Will Oremus:

Granted, all of this appeals mainly to the subset of the population that truly cares about politics. That’s part of why Twitter, for all its notoriety, is used regularly by just 16 percent of the U.S. adult population, according to a recent Pew study.

…It borders on an obsession for many media and PR types, celebrities and athletes, comedians and wonks, who want to broadcast their ideas to a wider audience. But the average working person would rather relax in front of the TV with a beer most nights than engage in an online battle of wits and one-liners.

Twitter knows that, and it has a plan. Rather than encouraging more people to embrace the service as an active medium, the company wants to push the site as a passive experience. Twitter started as a social network, then became a real-time news feed and sounding board for public figures. Its new goal is to become everyone’s default second screen for everything, from presidential debates to the Arab Spring revolutions to the NFL. In short, it wants to be a chatty, illuminating, digital companion to all of the news and entertainment you consume. And it has been tweaking its site in recent months to make sure that you never have to tweet anything yourself, or even sign up for Twitter, to take part.
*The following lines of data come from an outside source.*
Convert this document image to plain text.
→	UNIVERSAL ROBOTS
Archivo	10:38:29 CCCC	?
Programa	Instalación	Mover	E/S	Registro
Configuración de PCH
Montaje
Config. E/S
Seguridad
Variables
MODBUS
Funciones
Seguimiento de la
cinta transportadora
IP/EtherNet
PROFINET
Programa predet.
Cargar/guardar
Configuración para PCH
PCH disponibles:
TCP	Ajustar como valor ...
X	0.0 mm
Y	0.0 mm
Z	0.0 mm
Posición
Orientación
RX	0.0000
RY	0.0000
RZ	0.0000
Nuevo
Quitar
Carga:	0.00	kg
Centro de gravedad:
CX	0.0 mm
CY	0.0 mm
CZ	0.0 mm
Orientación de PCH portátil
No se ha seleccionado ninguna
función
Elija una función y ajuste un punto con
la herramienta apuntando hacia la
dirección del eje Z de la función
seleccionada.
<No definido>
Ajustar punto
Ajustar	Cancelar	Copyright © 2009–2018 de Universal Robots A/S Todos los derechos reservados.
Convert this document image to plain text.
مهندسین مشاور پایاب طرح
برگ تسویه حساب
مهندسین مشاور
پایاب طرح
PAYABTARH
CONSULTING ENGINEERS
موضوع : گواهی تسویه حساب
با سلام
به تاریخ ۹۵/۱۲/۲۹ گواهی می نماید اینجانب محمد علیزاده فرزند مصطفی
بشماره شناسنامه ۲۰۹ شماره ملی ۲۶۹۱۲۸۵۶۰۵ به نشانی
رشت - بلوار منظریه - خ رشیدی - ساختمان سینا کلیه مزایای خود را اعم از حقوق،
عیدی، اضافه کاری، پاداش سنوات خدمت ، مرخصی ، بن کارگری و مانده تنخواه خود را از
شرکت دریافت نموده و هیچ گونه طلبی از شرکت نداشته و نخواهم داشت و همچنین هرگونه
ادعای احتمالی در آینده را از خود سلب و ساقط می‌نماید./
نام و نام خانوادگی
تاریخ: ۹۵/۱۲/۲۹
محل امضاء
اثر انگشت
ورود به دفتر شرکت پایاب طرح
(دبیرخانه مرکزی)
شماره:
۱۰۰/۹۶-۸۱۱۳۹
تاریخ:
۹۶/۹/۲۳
Yes. Because that’s what I’ve been missing. An obnoxious, motormouthed, borderline-stalker of an idiot companion who thinks in sentence fragments and communicates in acronyms to share major events with. A permanent soundtrack of babbling bedlam every time I open my laptop or turn on my TV.

That is an amazing correlation, though — only 16% of the population are users, yet something like 99% of the people online whom I consider to be boring morons seem to belong to that category as well.